Support#
At Lambda, we recognize that exceptional support is critical to maximizing the value of your 1-Click Cluster (1CC) deployment. Our world-class support team is dedicated to ensuring your success at every stage, from deployment to daily operations.
Support team#
When you choose Lambda, you gain access to a dedicated support team of seasoned professionals with deep expertise in AI/ML infrastructure. This team includes:
- Customer Success Manager (CSM): Your main point of contact post-sales, responsible for ensuring the delivery of your solution and your overall satisfaction.
- Technical Account Manager(TAM): An expert specialist who understands the specifics of your deployment, provides ongoing technical guidance, and escalates any complex issues.
- Machine Learning Expert (MLE): An AI/ML expert within Lambda will provide guidance on how to integrate and scale AI workloads.
- Support Engineering: Lambda’s Support team, available 24/7 through our ticketing portal, is well-versed in 1CC and will be able to respond to any technical support request, escalating issues and incidents early and often.
Support scope#
Lambda classifies incoming support tickets into three categories:
- In scope
- Best effort
- Out of scope
In scope#
- Hardware and Infrastructure: Full support for CPU/GPU VMs, physical hosts, and networking components.
- Software Environment: Assistance with Lambda Stack, OFED drivers, Jupyter Notebooks, and essential ML tools like NCCL and Open MPI.
- Networking and Storage: Management and troubleshooting for Ethernet and InfiniBand networks, as well as persistent and local storage.

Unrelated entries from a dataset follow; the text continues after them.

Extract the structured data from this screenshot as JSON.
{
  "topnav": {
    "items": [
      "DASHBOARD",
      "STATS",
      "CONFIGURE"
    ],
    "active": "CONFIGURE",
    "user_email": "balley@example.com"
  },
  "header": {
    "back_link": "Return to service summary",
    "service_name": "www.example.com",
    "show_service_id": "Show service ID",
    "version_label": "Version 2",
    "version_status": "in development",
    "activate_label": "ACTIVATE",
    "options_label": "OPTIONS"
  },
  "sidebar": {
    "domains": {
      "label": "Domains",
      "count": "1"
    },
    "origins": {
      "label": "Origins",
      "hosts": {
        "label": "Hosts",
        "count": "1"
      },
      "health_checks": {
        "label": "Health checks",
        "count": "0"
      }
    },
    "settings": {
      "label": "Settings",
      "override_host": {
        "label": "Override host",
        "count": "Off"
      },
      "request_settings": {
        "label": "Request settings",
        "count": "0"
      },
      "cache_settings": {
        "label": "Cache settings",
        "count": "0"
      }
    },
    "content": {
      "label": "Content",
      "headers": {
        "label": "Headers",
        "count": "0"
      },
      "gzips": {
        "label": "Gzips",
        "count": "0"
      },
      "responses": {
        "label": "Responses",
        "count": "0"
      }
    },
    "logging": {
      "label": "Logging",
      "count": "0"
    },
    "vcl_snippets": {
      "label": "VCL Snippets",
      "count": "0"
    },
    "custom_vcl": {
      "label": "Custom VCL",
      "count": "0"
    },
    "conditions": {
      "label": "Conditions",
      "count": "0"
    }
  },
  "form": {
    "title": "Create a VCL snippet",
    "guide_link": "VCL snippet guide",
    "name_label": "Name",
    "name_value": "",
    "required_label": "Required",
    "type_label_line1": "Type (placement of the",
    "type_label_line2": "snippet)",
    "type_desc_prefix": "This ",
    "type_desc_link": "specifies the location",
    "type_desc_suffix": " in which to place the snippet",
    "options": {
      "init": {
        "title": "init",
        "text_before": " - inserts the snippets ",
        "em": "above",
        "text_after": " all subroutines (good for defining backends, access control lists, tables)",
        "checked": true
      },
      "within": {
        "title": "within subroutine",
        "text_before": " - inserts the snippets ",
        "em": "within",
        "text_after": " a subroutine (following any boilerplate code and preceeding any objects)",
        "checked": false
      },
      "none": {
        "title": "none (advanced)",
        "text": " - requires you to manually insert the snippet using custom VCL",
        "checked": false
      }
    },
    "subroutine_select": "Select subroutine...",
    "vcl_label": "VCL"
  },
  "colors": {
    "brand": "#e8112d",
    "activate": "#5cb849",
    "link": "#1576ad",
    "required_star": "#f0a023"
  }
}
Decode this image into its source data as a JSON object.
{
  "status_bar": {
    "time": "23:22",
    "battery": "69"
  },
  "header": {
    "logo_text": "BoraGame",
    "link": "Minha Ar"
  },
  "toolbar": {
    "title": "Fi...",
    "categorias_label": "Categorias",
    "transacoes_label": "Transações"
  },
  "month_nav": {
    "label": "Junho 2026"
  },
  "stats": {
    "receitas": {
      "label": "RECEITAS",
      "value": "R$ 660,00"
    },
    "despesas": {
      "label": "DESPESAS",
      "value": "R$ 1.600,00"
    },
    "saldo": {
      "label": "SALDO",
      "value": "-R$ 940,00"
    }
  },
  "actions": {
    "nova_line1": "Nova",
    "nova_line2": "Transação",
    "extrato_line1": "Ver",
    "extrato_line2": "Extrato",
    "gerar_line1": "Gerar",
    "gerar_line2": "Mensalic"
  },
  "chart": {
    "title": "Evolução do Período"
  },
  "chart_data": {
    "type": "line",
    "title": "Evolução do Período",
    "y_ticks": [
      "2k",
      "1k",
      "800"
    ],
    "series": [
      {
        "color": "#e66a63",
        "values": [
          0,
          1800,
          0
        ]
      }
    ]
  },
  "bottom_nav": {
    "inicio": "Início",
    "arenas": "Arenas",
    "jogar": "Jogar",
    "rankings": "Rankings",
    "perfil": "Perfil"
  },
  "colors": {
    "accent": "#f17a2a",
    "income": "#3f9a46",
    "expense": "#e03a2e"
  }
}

- Slurm Installation: Guidance on Slurm setup and basic troubleshooting to streamline your job scheduling processes.
- Managed Kubernetes*: If purchased as an add-on, our team of Kubernetes experts will be there to help you.
Best effort#
Our Support team is dedicated to delivering world-class customer service and technical expertise. We empower our engineers to go the extra mile, even when it means stepping beyond the standard scope of our support and engineered products to provide innovative solutions.
In these exceptional cases, we ensure our customers understand that while we strive to help, there may be no guaranteed outcome. Any solutions we provide under these circumstances won't be fully supported in the future, and Lambda cannot assume responsibility for any potential impacts.
Out of scope#
Some support requests cannot be supported, such as:
- Troubleshooting customer code
- 3rd party applications/software installed after cluster handoff
- Network/VPN connections to your cluster
SLA#
Our focus on prompt and reliable service is supported by the clearly established response times in our agreements:
Incident Level | Definition | Initial Response Time |
---|---|---|
Severity 1 | A critical Services problem in which the Services (i) are down, inoperable, inaccessible, or unavailable, (ii) otherwise materially cease operation, or (iii) perform or fail to perform so as to prevent useful work from being done. | 4 hours |
Severity 2 | A Services problem in which the Services (i) are severely limited or major functions are performing improperly, and the situation is significantly impacting certain portions of the Services users’ operations or productivity, or (ii) have been interrupted but recovered, and there is high risk of recurrence. | 8 hours |
Severity 3 | A minor or cosmetic Services problem that (i) is an irritant, affects non-essential functions, or has minimal business operations impact, (ii) is localized or has isolated impact, (iii) is an operational nuisance, (iv) results in documentation errors, or (v) is otherwise not Severity 1 or Severity 2, but represents a failure of services to conform to specifications provided | 10 hours |
Service Request | Requests for action or tasks that are not generated by an incident. | 24 hours |